The University of Edinburgh owns property in the area, including The Pleasance venue and the adjacent Pleasance Sports Complex. Part of this was formerly the site of Bell's Brewery, part of Edinburgh United Breweries. Between 1926 and 1933, duty was only paid on part of the beer production at the facility, in an effort to save money. After the fraud was exposed, the company went bankrupt.

The Pleasance Free Church opened in 1858 at what is now 48A Pleasance, it was altered by 1893 for the New College Missionary Society next door at 48. It was later converted to an examination hall for Edinburgh University. Also on this site, set back from the road, is the grade B listed former Quakers Meeting House. This was built in 1791 near to a Quaker burial ground but ceased being used in 1944. It was listed in December 1974. The Pleasance Church was located by the road on the other side of the burial ground, on the corner with Arthur Street (now New Arthur Place). Built in 1811, it closed in 1953, and was demolished in 1982, and has been replaced with flats.

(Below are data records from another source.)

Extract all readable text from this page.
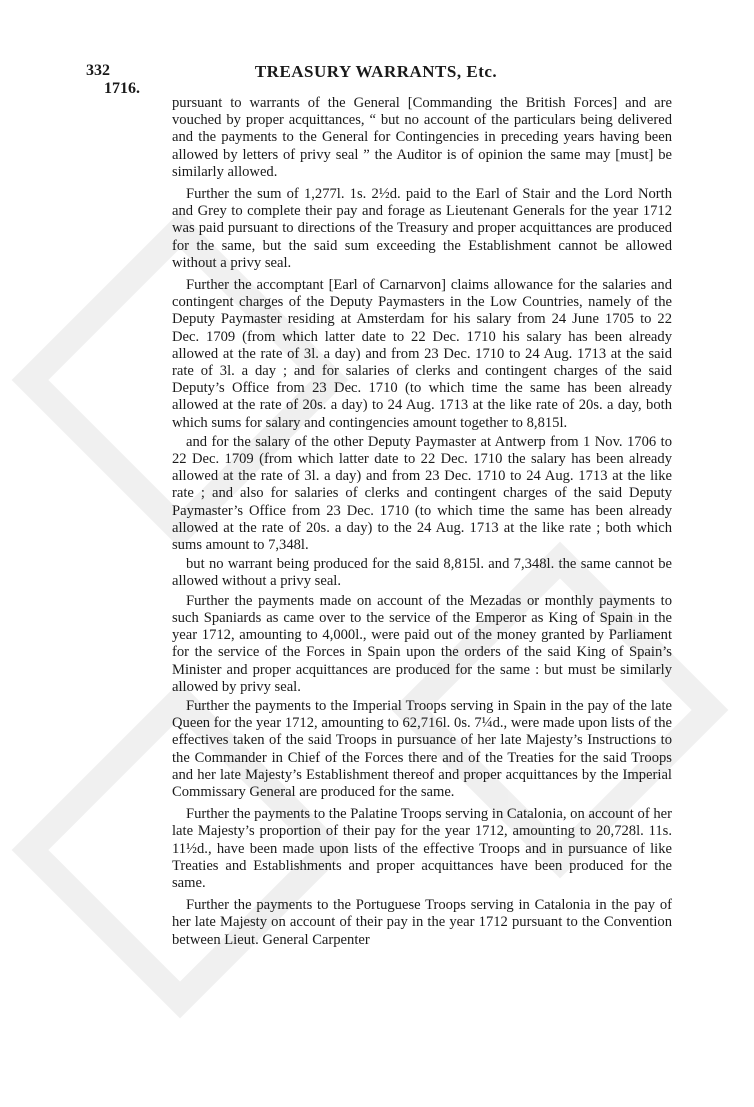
332
1716.
TREASURY WARRANTS, Etc.

pursuant to warrants of the General [Commanding the British Forces] and are vouched by proper acquittances, “ but no account of the particulars being delivered and the payments to the General for Contingencies in preceding years having been allowed by letters of privy seal ” the Auditor is of opinion the same may [must] be similarly allowed.

Further the sum of 1,277l. 1s. 2½d. paid to the Earl of Stair and the Lord North and Grey to complete their pay and forage as Lieutenant Generals for the year 1712 was paid pursuant to directions of the Treasury and proper acquittances are produced for the same, but the said sum exceeding the Establishment cannot be allowed without a privy seal.

Further the accomptant [Earl of Carnarvon] claims allowance for the salaries and contingent charges of the Deputy Paymasters in the Low Countries, namely of the Deputy Paymaster residing at Amsterdam for his salary from 24 June 1705 to 22 Dec. 1709 (from which latter date to 22 Dec. 1710 his salary has been already allowed at the rate of 3l. a day) and from 23 Dec. 1710 to 24 Aug. 1713 at the said rate of 3l. a day ; and for salaries of clerks and contingent charges of the said Deputy’s Office from 23 Dec. 1710 (to which time the same has been already allowed at the rate of 20s. a day) to 24 Aug. 1713 at the like rate of 20s. a day, both which sums for salary and contingencies amount together to 8,815l.

and for the salary of the other Deputy Paymaster at Antwerp from 1 Nov. 1706 to 22 Dec. 1709 (from which latter date to 22 Dec. 1710 the salary has been already allowed at the rate of 3l. a day) and from 23 Dec. 1710 to 24 Aug. 1713 at the like rate ; and also for salaries of clerks and contingent charges of the said Deputy Paymaster’s Office from 23 Dec. 1710 (to which time the same has been already allowed at the rate of 20s. a day) to the 24 Aug. 1713 at the like rate ; both which sums amount to 7,348l.

but no warrant being produced for the said 8,815l. and 7,348l. the same cannot be allowed without a privy seal.

Further the payments made on account of the Mezadas or monthly payments to such Spaniards as came over to the service of the Emperor as King of Spain in the year 1712, amounting to 4,000l., were paid out of the money granted by Parliament for the service of the Forces in Spain upon the orders of the said King of Spain’s Minister and proper acquittances are produced for the same : but must be similarly allowed by privy seal.

Further the payments to the Imperial Troops serving in Spain in the pay of the late Queen for the year 1712, amounting to 62,716l. 0s. 7¼d., were made upon lists of the effectives taken of the said Troops in pursuance of her late Majesty’s Instructions to the Commander in Chief of the Forces there and of the Treaties for the said Troops and her late Majesty’s Establishment thereof and proper acquittances by the Imperial Commissary General are produced for the same.

Further the payments to the Palatine Troops serving in Catalonia, on account of her late Majesty’s proportion of their pay for the year 1712, amounting to 20,728l. 11s. 11½d., have been made upon lists of the effective Troops and in pursuance of like Treaties and Establishments and proper acquittances have been produced for the same.

Further the payments to the Portuguese Troops serving in Catalonia in the pay of her late Majesty on account of their pay in the year 1712 pursuant to the Convention between Lieut. General Carpenter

Towards the southern end, at 138–140 Pleasance is the Greyfriars Charteris Centre, a social enterprise and event space located in the former Charteris Memorial Church. The building was modernised between 2019 and 2022, improving accessibility. Next to this at 156 is Deaconess House, formerly the Deaconess Hospital which opened in 1894. It was converted into student flats in 2014, having latterly been used as the NHS Lothian headquarters until 2010. Although not listed, the original façade on the Pleasance was retained and restored.

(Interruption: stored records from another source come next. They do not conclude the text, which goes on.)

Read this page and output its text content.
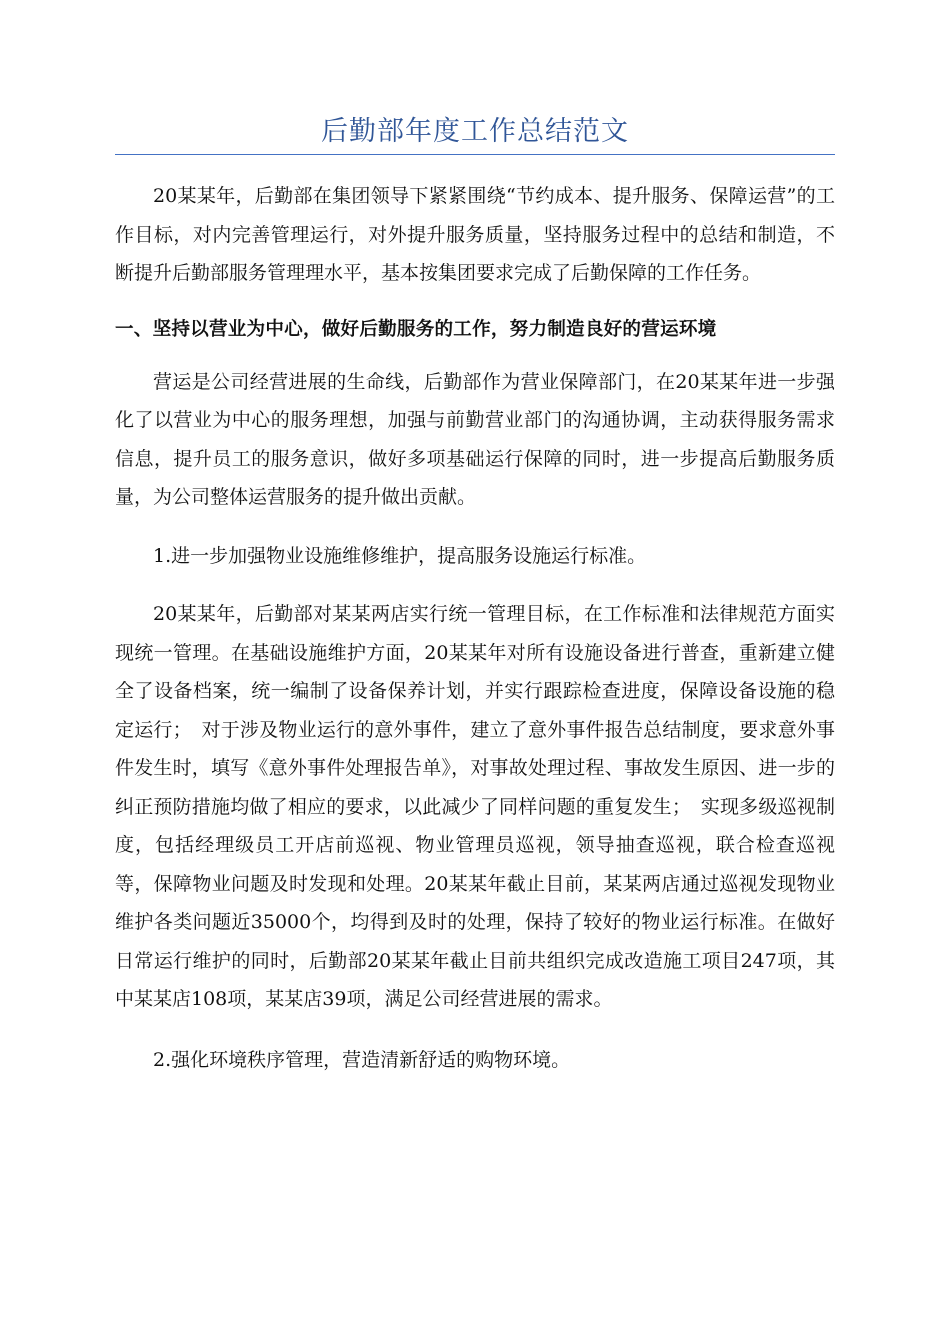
后勤部年度工作总结范文

20某某年，后勤部在集团领导下紧紧围绕“节约成本、提升服务、保障运营”的工作目标，对内完善管理运行，对外提升服务质量，坚持服务过程中的总结和制造，不断提升后勤部服务管理理水平，基本按集团要求完成了后勤保障的工作任务。

一、坚持以营业为中心，做好后勤服务的工作，努力制造良好的营运环境

营运是公司经营进展的生命线，后勤部作为营业保障部门，在20某某年进一步强化了以营业为中心的服务理想，加强与前勤营业部门的沟通协调，主动获得服务需求信息，提升员工的服务意识，做好多项基础运行保障的同时，进一步提高后勤服务质量，为公司整体运营服务的提升做出贡献。

1.进一步加强物业设施维修维护，提高服务设施运行标准。

20某某年，后勤部对某某两店实行统一管理目标，在工作标准和法律规范方面实现统一管理。在基础设施维护方面，20某某年对所有设施设备进行普查，重新建立健全了设备档案，统一编制了设备保养计划，并实行跟踪检查进度，保障设备设施的稳定运行；　对于涉及物业运行的意外事件，建立了意外事件报告总结制度，要求意外事件发生时，填写《意外事件处理报告单》，对事故处理过程、事故发生原因、进一步的纠正预防措施均做了相应的要求，以此减少了同样问题的重复发生；　实现多级巡视制度，包括经理级员工开店前巡视、物业管理员巡视，领导抽查巡视，联合检查巡视等，保障物业问题及时发现和处理。20某某年截止目前，某某两店通过巡视发现物业维护各类问题近35000个，均得到及时的处理，保持了较好的物业运行标准。在做好日常运行维护的同时，后勤部20某某年截止目前共组织完成改造施工项目247项，其中某某店108项，某某店39项，满足公司经营进展的需求。

2.强化环境秩序管理，营造清新舒适的购物环境。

The University of Edinburgh also owns a large new [2017] student flats complex on St Leonard's Street, the southerly extension of the Pleasance, on a site formerly occupied by a Homebase home improvements and gardening store. In addition, although the Pleasance along with St Leonard's Street is a quieter area than the nearby main commercial centres and streets of the Southside there are several restaurants, pubs, a few shops, lawyers' offices, churches, and the modern St Leonard's police station. After years of planning blight from the 1960s and 1970s in which redevelopment of the formerly rather run-down area was hampered after the abandonment of bizarre plans to build a major road comparable to a motorway, from the late 20th century onwards the area benefited from a gradual renaissance.